In a culture in which many are thoroughly drowning in debt or feeling entitled to a solid living, parents must be proactive in teaching teens the value of money and an honest day's work. Parents and their kids have debated the allowance dilemma for generations. Striking the right balance of the allowance amount compared to the chores your teen completes and how much he needs can be a big challenge.
Tie Allowance to a Budget
Your teen must not only learn to manage an allowance, she must learn how to budget her allowance once she receives it. Work with your teen to calculate her total monthly expenditures when discerning an allowance amount. Include essentials, such as clothing and transportation, as well as perks, such as phone expenses, entertainment and a small amount of off-budget funds. Consider what you can reasonably afford with these figures in mind, then decide what the periodic allowance will be. Give the exact amount on the same day of the week or month on a regular basis.
Teach Your Teen Stewardship
Early in his high school years, provide a smaller percentage of his allowance budget early in the month, then pay the rest out of your budget. For instance, give him 25 percent of his budgeted expenses, then make him pay that portion of the budget or make cutbacks. As he becomes an upperclassman, give him half or more of this budget with the same expectation of shared responsibility. By the time he is a senior, give him all of his budgeted amount in advance. This will teach budgeting and prioritizing expenses, frugal living and saving for large purchases. Do not merely cave in and add to the agreed upon budget without a deduction from the next month.
Like a Paycheck
Tie your teen's allowance amount to a defined set of work expectations. While your teen should already expect to do household chores without financial reward, adding an allowance to it gives her the feel of earning a paycheck. If your teen needs more money and does not have time to earn it over time at the agreed-upon amount, offer her additional chores to work overtime so she can make the purchase, or offer an interest-bearing loan to cover it at a market rate of interest. This will prepare her for adulthood and will help her prioritize her expenditures.

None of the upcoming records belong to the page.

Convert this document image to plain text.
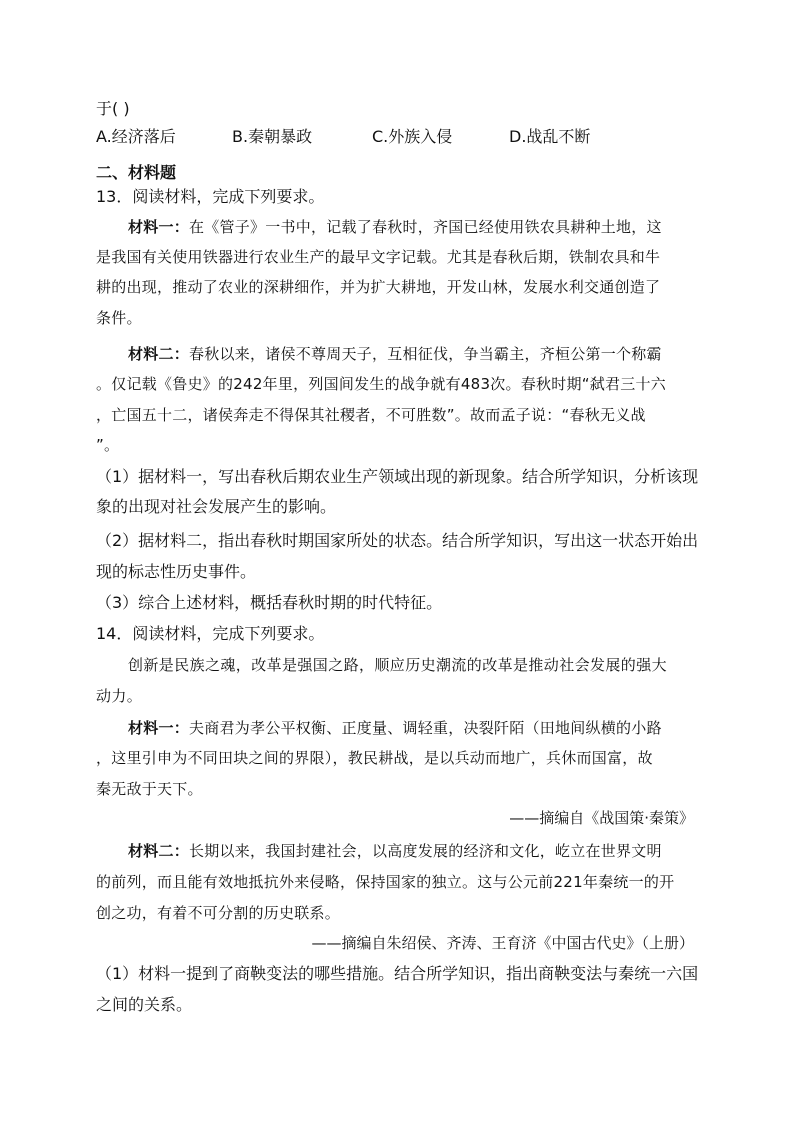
于( )
A.经济落后	B.秦朝暴政	C.外族入侵	D.战乱不断
二、材料题
13．阅读材料，完成下列要求。
材料一：在《管子》一书中，记载了春秋时，齐国已经使用铁农具耕种土地，这
是我国有关使用铁器进行农业生产的最早文字记载。尤其是春秋后期，铁制农具和牛
耕的出现，推动了农业的深耕细作，并为扩大耕地，开发山林，发展水利交通创造了
条件。
材料二：春秋以来，诸侯不尊周天子，互相征伐，争当霸主，齐桓公第一个称霸
。仅记载《鲁史》的242年里，列国间发生的战争就有483次。春秋时期“弑君三十六
，亡国五十二，诸侯奔走不得保其社稷者，不可胜数”。故而孟子说：“春秋无义战
”。
（1）据材料一，写出春秋后期农业生产领域出现的新现象。结合所学知识，分析该现
象的出现对社会发展产生的影响。
（2）据材料二，指出春秋时期国家所处的状态。结合所学知识，写出这一状态开始出
现的标志性历史事件。
（3）综合上述材料，概括春秋时期的时代特征。
14．阅读材料，完成下列要求。
创新是民族之魂，改革是强国之路，顺应历史潮流的改革是推动社会发展的强大
动力。
材料一：夫商君为孝公平权衡、正度量、调轻重，决裂阡陌（田地间纵横的小路
，这里引申为不同田块之间的界限），教民耕战，是以兵动而地广，兵休而国富，故
秦无敌于天下。
——摘编自《战国策·秦策》
材料二：长期以来，我国封建社会，以高度发展的经济和文化，屹立在世界文明
的前列，而且能有效地抵抗外来侵略，保持国家的独立。这与公元前221年秦统一的开
创之功，有着不可分割的历史联系。
——摘编自朱绍侯、齐涛、王育济《中国古代史》（上册）
（1）材料一提到了商鞅变法的哪些措施。结合所学知识，指出商鞅变法与秦统一六国
之间的关系。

Weigh letting your teen get a job while in school with the impact it may have on his grades and potential academic scholarships. You may be able to use an allowance to supplement his total budgeted amount while allowing him to work less outside of the home and still cover his budgeted expenses. As your teen gets older, integrate more expenses into the budgeted allowance amount, such as car insurance and school expenses, then have him pay the added amount himself.